As Jenny G. Zhang writes for Eater, "the outbreak has had a decidedly dehumanizing effect, reigniting old strains of racism and xenophobia tha frame Chinese people as uncivilized, barbaric 'others' who bring with them dangerous, contagious diseases and an appetite for dogs, cats, and other animals outside the norms of other Occidental diets." Media has played a huge role in this, as Vox reports, often using Asian faces in their clips of coronavirus coverage. Additionally, there have been several COVID-19- related assaults against persons of Asian descent and as Vox also reports, Chinatowns across the country have emptied out and businesses flounder as people use the disease as an excuse for racism and xenophobia.

This is much like the story of Ryan White, a 14-year-old boy from Indiana who was a hemophiliac that contracted HIV through a blood transfusion and was subsequently forced to leave his school due to public hysteria and ignorance about HIV. We can also see this with HIV in terms of the public's continuing association between male homosexuality and HIV. This is also just like what happened to people of Haitian descent in this country after the CDC added Haitians as an official HIV risk group, using racism, xenophobia and cultural ignorance to scapegoat a population for a pandemic and sidelining a whole community at a time when there was no testing, treatment, or legal protections in place.

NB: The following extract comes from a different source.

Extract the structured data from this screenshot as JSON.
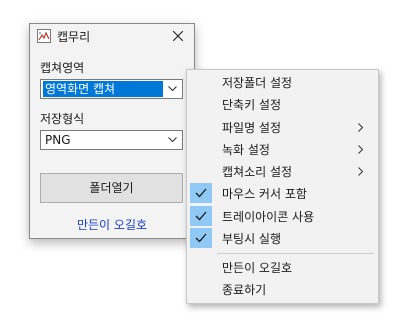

We now know that we need to be careful with labeling "risk groups," because in reality HIV is a highly sophisticated virus that does not discriminate and can affect people in every country and of every race, gender, and sexual identity.

What we can learn from the days of the early AIDS epidemic is fear, panic and hysteria -- particularly when it's targeted at a certain population or group of people -- is not just pointless but actually helps a pandemic to spread. Fear and ignorance are a dangerous combination. Part of this is on the public and part is on our government to give us concise and clear information, direction and options, which it has not. But people also can't just inundate themselves with the news coverage, because it too is biased. We need to be listening to the scientists right now, much like Reagan should have in the 1980s when he gave a press conference saying he couldn't say "unequivocally" that AIDS wasn't transmitted by casual contact. We have to be responsible consumers of media and the government has to do a better job at responding quickly and impactfully to this outbreak.

What we know is that a slow and lazy response to a potential pandemic and to the economy, which is in turn affected, only guarantees an outbreak turns into an epidemic, then a pandemic. The government needs to make swift and corrective action in the interests of public health and economic stability -- no more wishy-washy messaging, no more tweets, no more golf retreats at Mar-a-Lago; just action.